Right now the geomodel is built with only two sets of data: existing observation locations and elevation. This sometimes gives wacky results suggesting that organisms should be found in impossible locations, like in the arctic or a desert. It seems like the geomodel could be greatly improved by adding climate data as a 3rd data set. Global freely licensed climate data can be downloaded from https://www.gloh2o.org/koppen/.
One of the issues with the Köppen climate classification scheme is that it doesn’t deal with seasonality very well, and that it’s at a pretty crude resolution, so important regional variations often get overlooked.
The borders between the climate classification areas often shift up to hundreds of kilometers at different times of the year in different areas. Where I work this is the case, during the summer hot, wet season we are more closely associated with one climate regime, and in the dry season with a different one, and the boundary line moves around 250km back and forth.
That shift has big implications on what lives in an area.
The idea has merit, but I suspect that it would add additional complexity for not much gain.
Personally, I’d rather see the current geomodel fixed before adding more to it.
Both elevation and climate data are geophysical parameters that shape the environment and habitats to which plants and animals respond. They are certainly primary and relevant variables, but I have argued elsewhere that a more appropriate framework to encompass in a geomodel would be the EPA’s Ecoregions in North America and some available equivalent on other continents. These are explicitly based on those primary variables integrated with other derivative aspects such as soil types and dominant vegetation types. We know both anecdotally and from more formal studies that they can be much better predictors of species distributions (the ultimate goal for something like iNat’s CV model) than those primary variables. It remains to be seen how easily they would be to incorporate (for North America) or replicate (elsewhere) for the geomodel.
loarie talked a bit about why the geomodel doesn’t use climate data here: https://www.inaturalist.org/comments/13174570
(TLDR: “We tested adding those covariates and didn’t get significant improvement but made the model more complicated.”)
See also this paper:
Spatial Implicit Neural Representations for Global-Scale Species Mapping (arxiv.org)
“Environmental features are not necessary for good performance. In Figure 4 we show the S&T and IUCN performance of different models trained with coordinates only,
environmental features only, or both. We see that SINR models trained with coordinates perform nearly as well as SINR
models trained with environmental features. For the SINR
models in Figure 4, coordinates are 97% as good as environmental features for the S&T task, 93% as good for the IUCN
task, and 95% as good for the Geo Prior task. This suggests
that SINRs can successfully use sparse presence-only data
to learn about the environment, so that using environmental
features as input provides only a marginal benefit.”
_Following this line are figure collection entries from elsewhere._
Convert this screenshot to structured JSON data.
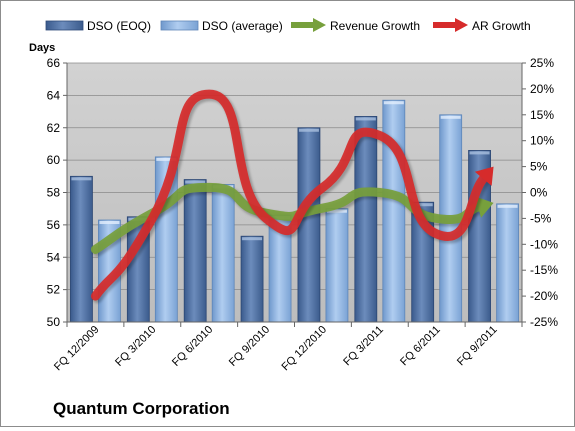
{
  "chart_data": {
    "type": "bar",
    "title": "",
    "company": "Quantum Corporation",
    "y_left_title": "Days",
    "y_left_range": [
      50,
      66
    ],
    "y_left_ticks": [
      "50",
      "52",
      "54",
      "56",
      "58",
      "60",
      "62",
      "64",
      "66"
    ],
    "y_right_range": [
      -25,
      25
    ],
    "y_right_ticks": [
      "-25%",
      "-20%",
      "-15%",
      "-10%",
      "-5%",
      "0%",
      "5%",
      "10%",
      "15%",
      "20%",
      "25%"
    ],
    "categories": [
      "FQ 12/2009",
      "FQ 3/2010",
      "FQ 6/2010",
      "FQ 9/2010",
      "FQ 12/2010",
      "FQ 3/2011",
      "FQ 6/2011",
      "FQ 9/2011"
    ],
    "legend_position": "top",
    "grid": "horizontal",
    "series": [
      {
        "name": "DSO (EOQ)",
        "kind": "bar",
        "axis": "left",
        "color": "#4f6f9f",
        "values": [
          59.0,
          56.5,
          58.8,
          55.3,
          62.0,
          62.7,
          57.4,
          60.6
        ]
      },
      {
        "name": "DSO (average)",
        "kind": "bar",
        "axis": "left",
        "color": "#8fb4e3",
        "values": [
          56.3,
          60.2,
          58.5,
          56.6,
          57.0,
          63.7,
          62.8,
          57.3
        ]
      },
      {
        "name": "Revenue Growth",
        "kind": "line",
        "axis": "right",
        "color": "#77a03c",
        "values": [
          -11,
          -4,
          1,
          -4,
          -3,
          0,
          -5,
          -2
        ]
      },
      {
        "name": "AR Growth",
        "kind": "line",
        "axis": "right",
        "color": "#d62b2b",
        "values": [
          -20,
          -5,
          19,
          -5,
          1,
          11,
          -8,
          5
        ]
      }
    ]
  }
}
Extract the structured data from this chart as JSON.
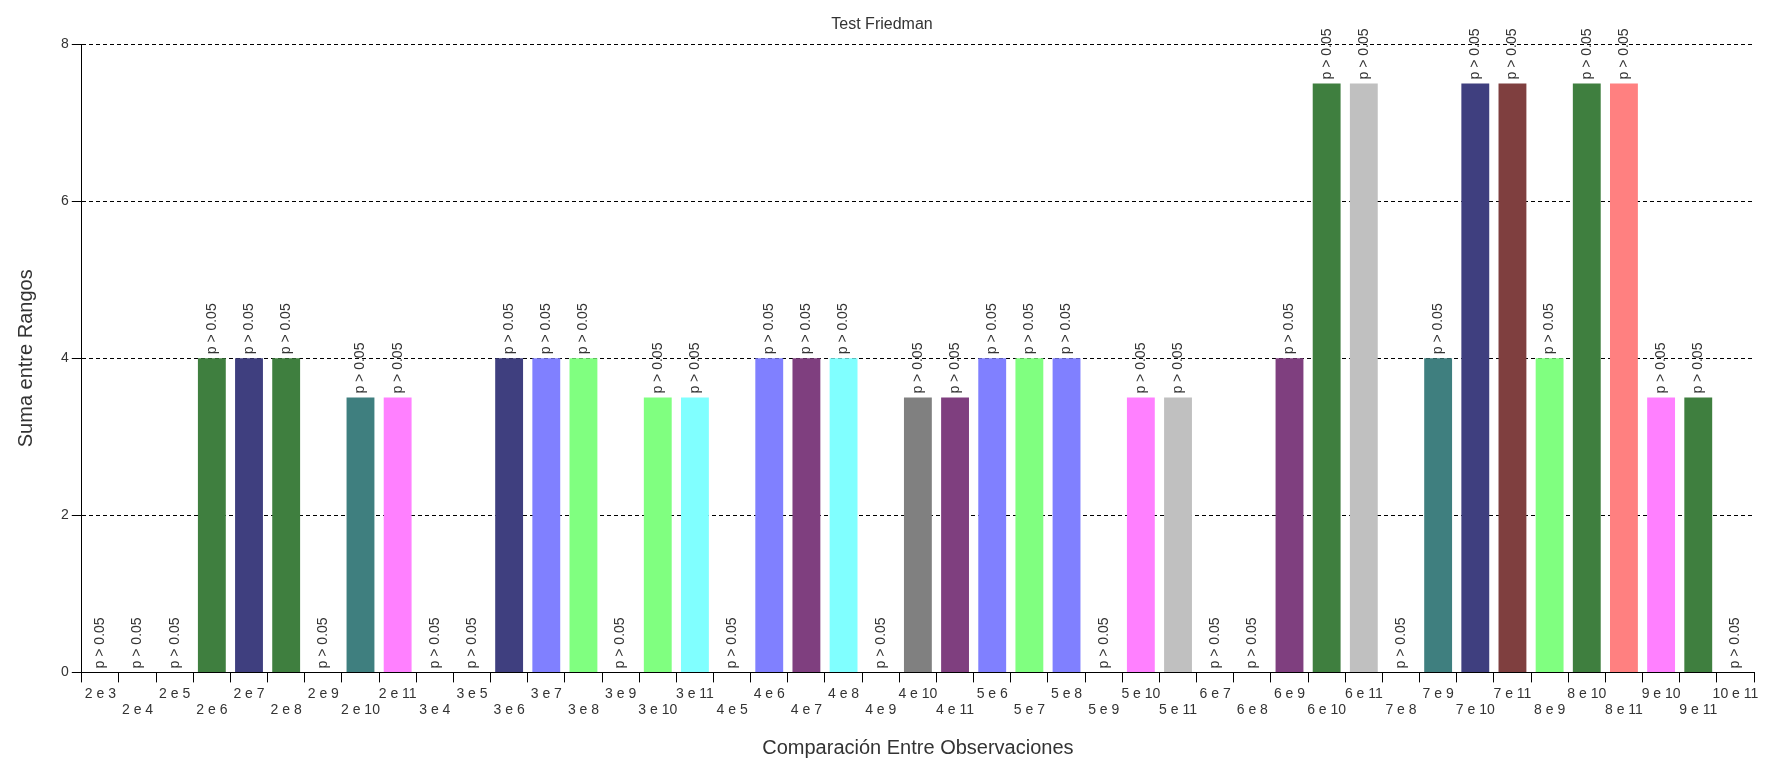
{
  "chart_data": {
    "type": "bar",
    "title": "Test Friedman",
    "xlabel": "Comparación Entre Observaciones",
    "ylabel": "Suma entre Rangos",
    "categories": [
      "2 e 3",
      "2 e 4",
      "2 e 5",
      "2 e 6",
      "2 e 7",
      "2 e 8",
      "2 e 9",
      "2 e 10",
      "2 e 11",
      "3 e 4",
      "3 e 5",
      "3 e 6",
      "3 e 7",
      "3 e 8",
      "3 e 9",
      "3 e 10",
      "3 e 11",
      "4 e 5",
      "4 e 6",
      "4 e 7",
      "4 e 8",
      "4 e 9",
      "4 e 10",
      "4 e 11",
      "5 e 6",
      "5 e 7",
      "5 e 8",
      "5 e 9",
      "5 e 10",
      "5 e 11",
      "6 e 7",
      "6 e 8",
      "6 e 9",
      "6 e 10",
      "6 e 11",
      "7 e 8",
      "7 e 9",
      "7 e 10",
      "7 e 11",
      "8 e 9",
      "8 e 10",
      "8 e 11",
      "9 e 10",
      "9 e 11",
      "10 e 11"
    ],
    "values": [
      0,
      0,
      0,
      4,
      4,
      4,
      0,
      3.5,
      3.5,
      0,
      0,
      4,
      4,
      4,
      0,
      3.5,
      3.5,
      0,
      4,
      4,
      4,
      0,
      3.5,
      3.5,
      4,
      4,
      4,
      0,
      3.5,
      3.5,
      0,
      0,
      4,
      7.5,
      7.5,
      0,
      4,
      7.5,
      7.5,
      4,
      7.5,
      7.5,
      3.5,
      3.5,
      0
    ],
    "colors": [
      "#3f7f3f",
      "#3f3f7f",
      "#3f7f3f",
      "#3f7f3f",
      "#3f3f7f",
      "#3f7f3f",
      "#3f7f7f",
      "#3f7f7f",
      "#ff80ff",
      "#3f3f7f",
      "#3f3f7f",
      "#3f3f7f",
      "#8080ff",
      "#80ff80",
      "#80ff80",
      "#80ff80",
      "#80ffff",
      "#8080ff",
      "#8080ff",
      "#7f3f7f",
      "#80ffff",
      "#808080",
      "#808080",
      "#7f3f7f",
      "#8080ff",
      "#80ff80",
      "#8080ff",
      "#ff80ff",
      "#ff80ff",
      "#c0c0c0",
      "#7f3f7f",
      "#7f3f7f",
      "#7f3f7f",
      "#3f7f3f",
      "#c0c0c0",
      "#3f7f7f",
      "#3f7f7f",
      "#3f3f7f",
      "#7f3f3f",
      "#80ff80",
      "#3f7f3f",
      "#ff8080",
      "#ff80ff",
      "#3f7f3f",
      "#3f7f3f"
    ],
    "value_labels": [
      "p > 0.05",
      "p > 0.05",
      "p > 0.05",
      "p > 0.05",
      "p > 0.05",
      "p > 0.05",
      "p > 0.05",
      "p > 0.05",
      "p > 0.05",
      "p > 0.05",
      "p > 0.05",
      "p > 0.05",
      "p > 0.05",
      "p > 0.05",
      "p > 0.05",
      "p > 0.05",
      "p > 0.05",
      "p > 0.05",
      "p > 0.05",
      "p > 0.05",
      "p > 0.05",
      "p > 0.05",
      "p > 0.05",
      "p > 0.05",
      "p > 0.05",
      "p > 0.05",
      "p > 0.05",
      "p > 0.05",
      "p > 0.05",
      "p > 0.05",
      "p > 0.05",
      "p > 0.05",
      "p > 0.05",
      "p > 0.05",
      "p > 0.05",
      "p > 0.05",
      "p > 0.05",
      "p > 0.05",
      "p > 0.05",
      "p > 0.05",
      "p > 0.05",
      "p > 0.05",
      "p > 0.05",
      "p > 0.05",
      "p > 0.05"
    ],
    "ylim": [
      0,
      8
    ],
    "yticks": [
      0,
      2,
      4,
      6,
      8
    ],
    "grid": "y",
    "legend": false
  }
}
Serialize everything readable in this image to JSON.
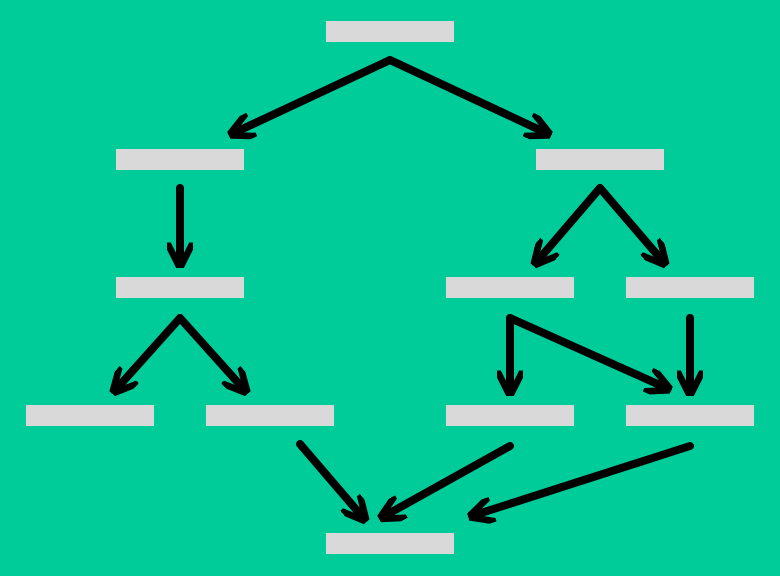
{
  "colors": {
    "background": "#00cc99",
    "node_fill": "#d9d9d9",
    "arrow": "#000000"
  },
  "nodes": [
    {
      "id": "root",
      "label": ""
    },
    {
      "id": "l1",
      "label": ""
    },
    {
      "id": "r1",
      "label": ""
    },
    {
      "id": "l2",
      "label": ""
    },
    {
      "id": "r2a",
      "label": ""
    },
    {
      "id": "r2b",
      "label": ""
    },
    {
      "id": "l3a",
      "label": ""
    },
    {
      "id": "l3b",
      "label": ""
    },
    {
      "id": "r3a",
      "label": ""
    },
    {
      "id": "r3b",
      "label": ""
    },
    {
      "id": "bottom",
      "label": ""
    }
  ],
  "edges": [
    {
      "from": "root",
      "to": "l1"
    },
    {
      "from": "root",
      "to": "r1"
    },
    {
      "from": "l1",
      "to": "l2"
    },
    {
      "from": "r1",
      "to": "r2a"
    },
    {
      "from": "r1",
      "to": "r2b"
    },
    {
      "from": "l2",
      "to": "l3a"
    },
    {
      "from": "l2",
      "to": "l3b"
    },
    {
      "from": "r2a",
      "to": "r3a"
    },
    {
      "from": "r2a",
      "to": "r3b"
    },
    {
      "from": "r2b",
      "to": "r3b"
    },
    {
      "from": "l3b",
      "to": "bottom"
    },
    {
      "from": "r3a",
      "to": "bottom"
    },
    {
      "from": "r3b",
      "to": "bottom"
    }
  ]
}
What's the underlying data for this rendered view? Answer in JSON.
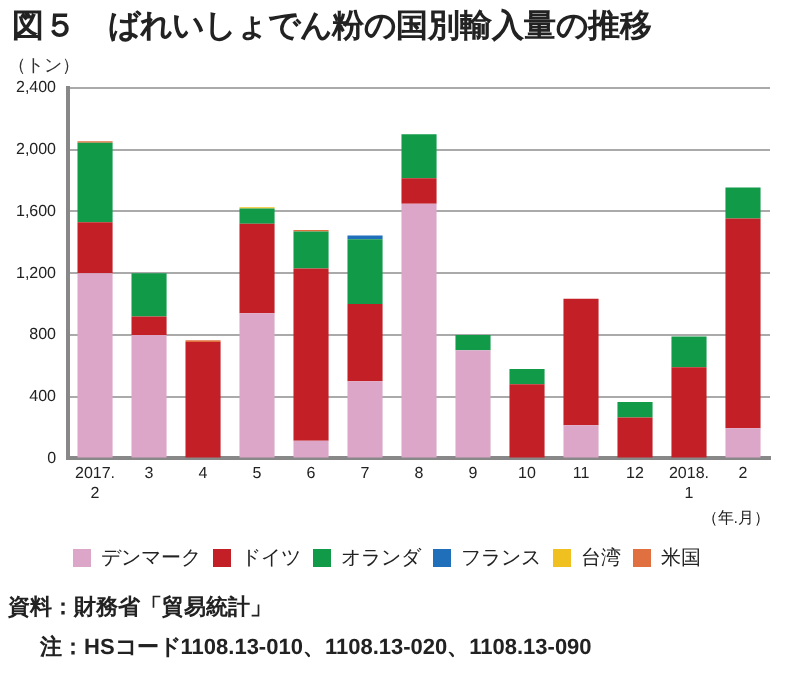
{
  "chart_data": {
    "type": "bar",
    "stacked": true,
    "title": "図５　ばれいしょでん粉の国別輸入量の推移",
    "ylabel": "（トン）",
    "xlabel": "（年.月）",
    "categories": [
      "2017.\n2",
      "3",
      "4",
      "5",
      "6",
      "7",
      "8",
      "9",
      "10",
      "11",
      "12",
      "2018.\n1",
      "2"
    ],
    "series": [
      {
        "name": "デンマーク",
        "color": "#dba6c8",
        "values": [
          1200,
          800,
          0,
          940,
          115,
          500,
          1650,
          700,
          0,
          215,
          0,
          0,
          195
        ]
      },
      {
        "name": "ドイツ",
        "color": "#c22026",
        "values": [
          330,
          120,
          755,
          580,
          1115,
          500,
          165,
          0,
          480,
          820,
          265,
          590,
          1360
        ]
      },
      {
        "name": "オランダ",
        "color": "#119a48",
        "values": [
          515,
          280,
          0,
          100,
          240,
          420,
          285,
          100,
          100,
          0,
          100,
          200,
          200
        ]
      },
      {
        "name": "フランス",
        "color": "#1f6fba",
        "values": [
          0,
          0,
          0,
          0,
          0,
          25,
          0,
          0,
          0,
          0,
          0,
          0,
          0
        ]
      },
      {
        "name": "台湾",
        "color": "#f0c020",
        "values": [
          0,
          0,
          0,
          8,
          0,
          0,
          0,
          0,
          0,
          0,
          0,
          0,
          0
        ]
      },
      {
        "name": "米国",
        "color": "#e07040",
        "values": [
          10,
          0,
          10,
          0,
          10,
          0,
          0,
          0,
          0,
          0,
          0,
          0,
          0
        ]
      }
    ],
    "ylim": [
      0,
      2400
    ],
    "yticks": [
      0,
      400,
      800,
      {
        "value": 1200,
        "label": "1,200"
      },
      {
        "value": 1600,
        "label": "1,600"
      },
      {
        "value": 2000,
        "label": "2,000"
      },
      {
        "value": 2400,
        "label": "2,400"
      }
    ],
    "grid": "y",
    "legend": "bottom",
    "annotations": [
      "資料：財務省「貿易統計」",
      "注：HSコード1108.13-010、1108.13-020、1108.13-090"
    ]
  }
}
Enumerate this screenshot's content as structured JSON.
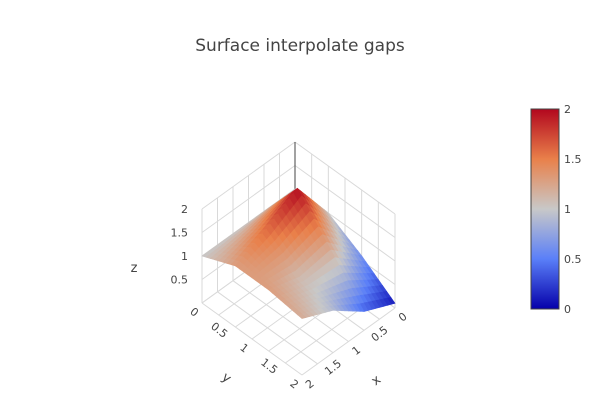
{
  "chart_data": {
    "type": "surface",
    "title": "Surface interpolate gaps",
    "scene": {
      "xaxis": {
        "title": "x",
        "ticks": [
          "0",
          "0.5",
          "1",
          "1.5",
          "2"
        ]
      },
      "yaxis": {
        "title": "y",
        "ticks": [
          "0",
          "0.5",
          "1",
          "1.5",
          "2"
        ]
      },
      "zaxis": {
        "title": "z",
        "ticks": [
          "0.5",
          "1",
          "1.5",
          "2"
        ],
        "range": [
          0,
          2
        ]
      },
      "grid": true
    },
    "x": [
      0,
      1,
      2,
      3
    ],
    "y": [
      0,
      1,
      2,
      3
    ],
    "z": [
      [
        1,
        1,
        1,
        1
      ],
      [
        1,
        2,
        1.6,
        1.3
      ],
      [
        0.6,
        1.2,
        1.1,
        1.3
      ],
      [
        0.1,
        0.4,
        0.9,
        1.2
      ]
    ],
    "colorscale": [
      "#0500aa",
      "#5a7ff8",
      "#c8c8c8",
      "#e9804a",
      "#b2071e"
    ],
    "colorbar": {
      "ticks": [
        "0",
        "0.5",
        "1",
        "1.5",
        "2"
      ],
      "range": [
        0,
        2
      ]
    }
  }
}
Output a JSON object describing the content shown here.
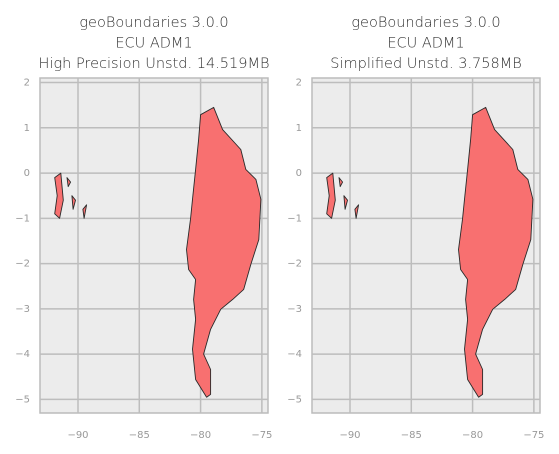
{
  "chart_data": [
    {
      "type": "map",
      "title": [
        "geoBoundaries 3.0.0",
        "ECU ADM1",
        "High Precision Unstd. 14.519MB"
      ],
      "xlim": [
        -93.1,
        -74.5
      ],
      "ylim": [
        -5.3,
        2.1
      ],
      "xticks": [
        {
          "value": -90,
          "label": "−90"
        },
        {
          "value": -85,
          "label": "−85"
        },
        {
          "value": -80,
          "label": "−80"
        },
        {
          "value": -75,
          "label": "−75"
        }
      ],
      "yticks": [
        2,
        1,
        0,
        {
          "value": -1,
          "label": "−1"
        },
        {
          "value": -2,
          "label": "−2"
        },
        {
          "value": -3,
          "label": "−3"
        },
        {
          "value": -4,
          "label": "−4"
        },
        {
          "value": -5,
          "label": "−5"
        }
      ],
      "grid": true,
      "color": "#f87070",
      "regions": [
        {
          "lon": [
            -80,
            -78.93,
            -78.2,
            -76.72,
            -76.31,
            -75.49,
            -75.08,
            -75.25,
            -75.9,
            -76.48,
            -77.38,
            -78.36,
            -79.18,
            -79.75,
            -79.18,
            -79.18,
            -79.51,
            -80.41,
            -80.66,
            -80.41,
            -80.57,
            -80.41,
            -80.98,
            -81.15,
            -80.82,
            -80.66,
            -80.41,
            -80.16
          ],
          "lat": [
            1.29,
            1.45,
            0.96,
            0.52,
            0.08,
            -0.14,
            -0.58,
            -1.47,
            -2.02,
            -2.57,
            -2.79,
            -3.01,
            -3.45,
            -4.0,
            -4.34,
            -4.89,
            -4.95,
            -4.56,
            -3.89,
            -3.23,
            -2.79,
            -2.35,
            -2.13,
            -1.69,
            -1.02,
            -0.58,
            0.08,
            0.74
          ]
        },
        {
          "lon": [
            -91.9,
            -91.4,
            -91.2,
            -91.5,
            -91.9,
            -91.7
          ],
          "lat": [
            -0.1,
            0.0,
            -0.6,
            -1.0,
            -0.9,
            -0.5
          ]
        },
        {
          "lon": [
            -90.5,
            -90.2,
            -90.4
          ],
          "lat": [
            -0.5,
            -0.6,
            -0.8
          ]
        },
        {
          "lon": [
            -89.6,
            -89.3,
            -89.5
          ],
          "lat": [
            -0.8,
            -0.7,
            -1.0
          ]
        },
        {
          "lon": [
            -90.9,
            -90.6,
            -90.8
          ],
          "lat": [
            -0.1,
            -0.2,
            -0.3
          ]
        }
      ]
    },
    {
      "type": "map",
      "title": [
        "geoBoundaries 3.0.0",
        "ECU ADM1",
        "Simplified Unstd. 3.758MB"
      ],
      "xlim": [
        -93.1,
        -74.5
      ],
      "ylim": [
        -5.3,
        2.1
      ],
      "xticks": [
        {
          "value": -90,
          "label": "−90"
        },
        {
          "value": -85,
          "label": "−85"
        },
        {
          "value": -80,
          "label": "−80"
        },
        {
          "value": -75,
          "label": "−75"
        }
      ],
      "yticks": [
        2,
        1,
        0,
        {
          "value": -1,
          "label": "−1"
        },
        {
          "value": -2,
          "label": "−2"
        },
        {
          "value": -3,
          "label": "−3"
        },
        {
          "value": -4,
          "label": "−4"
        },
        {
          "value": -5,
          "label": "−5"
        }
      ],
      "grid": true,
      "color": "#f87070",
      "regions": [
        {
          "lon": [
            -80,
            -78.93,
            -78.2,
            -76.72,
            -76.31,
            -75.49,
            -75.08,
            -75.25,
            -75.9,
            -76.48,
            -77.38,
            -78.36,
            -79.18,
            -79.75,
            -79.18,
            -79.18,
            -79.51,
            -80.41,
            -80.66,
            -80.41,
            -80.57,
            -80.41,
            -80.98,
            -81.15,
            -80.82,
            -80.66,
            -80.41,
            -80.16
          ],
          "lat": [
            1.29,
            1.45,
            0.96,
            0.52,
            0.08,
            -0.14,
            -0.58,
            -1.47,
            -2.02,
            -2.57,
            -2.79,
            -3.01,
            -3.45,
            -4.0,
            -4.34,
            -4.89,
            -4.95,
            -4.56,
            -3.89,
            -3.23,
            -2.79,
            -2.35,
            -2.13,
            -1.69,
            -1.02,
            -0.58,
            0.08,
            0.74
          ]
        },
        {
          "lon": [
            -91.9,
            -91.4,
            -91.2,
            -91.5,
            -91.9,
            -91.7
          ],
          "lat": [
            -0.1,
            0.0,
            -0.6,
            -1.0,
            -0.9,
            -0.5
          ]
        },
        {
          "lon": [
            -90.5,
            -90.2,
            -90.4
          ],
          "lat": [
            -0.5,
            -0.6,
            -0.8
          ]
        },
        {
          "lon": [
            -89.6,
            -89.3,
            -89.5
          ],
          "lat": [
            -0.8,
            -0.7,
            -1.0
          ]
        },
        {
          "lon": [
            -90.9,
            -90.6,
            -90.8
          ],
          "lat": [
            -0.1,
            -0.2,
            -0.3
          ]
        }
      ]
    }
  ]
}
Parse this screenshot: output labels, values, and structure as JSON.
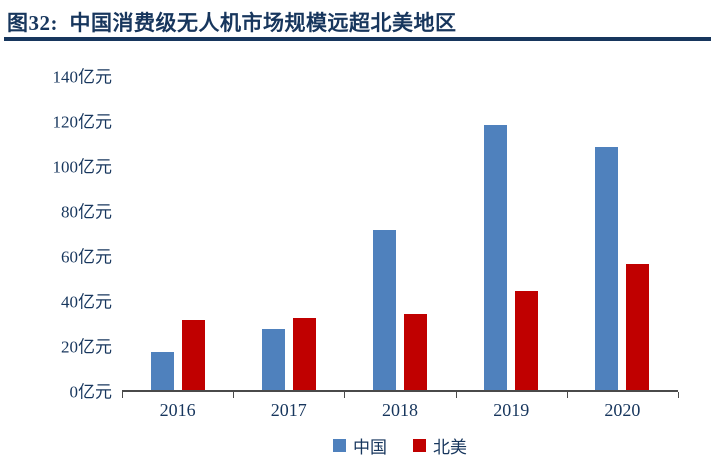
{
  "header": {
    "title": "图32:  中国消费级无人机市场规模远超北美地区",
    "accent_color": "#17365d"
  },
  "chart_data": {
    "type": "bar",
    "title": "中国消费级无人机市场规模远超北美地区",
    "categories": [
      "2016",
      "2017",
      "2018",
      "2019",
      "2020"
    ],
    "series": [
      {
        "name": "中国",
        "color": "#4f81bd",
        "values": [
          17,
          27,
          71,
          118,
          108
        ]
      },
      {
        "name": "北美",
        "color": "#c00000",
        "values": [
          31,
          32,
          34,
          44,
          56
        ]
      }
    ],
    "xlabel": "",
    "ylabel": "",
    "ylim": [
      0,
      140
    ],
    "ytick_step": 20,
    "ytick_suffix": "亿元",
    "grid": false,
    "legend_position": "bottom"
  }
}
Thanks for the link to the paper by Cole et al. In a much more technical way, it supports my suggestion above for use of Ecoregions in iNat’s geomodel. When it evaluates “environmental features”, it references the raw variables that are discussed in the present thread (e.g. “altitude, average rainfall, etc.”), and as you mention, they found that those don’t necessarily improve performance much for identifying species over what their “SINR” can do. I haven’t digested all the complexity in their paper, but as I understand it, their “SINR with coordinates” uses latitude and longitude combined with a learning algorithm based on the collective mapped ranges of large sets of species to predict species identifications. Well, that’s biogeography! And it is very much akin to the map-based Ecoregions I’m advocating for.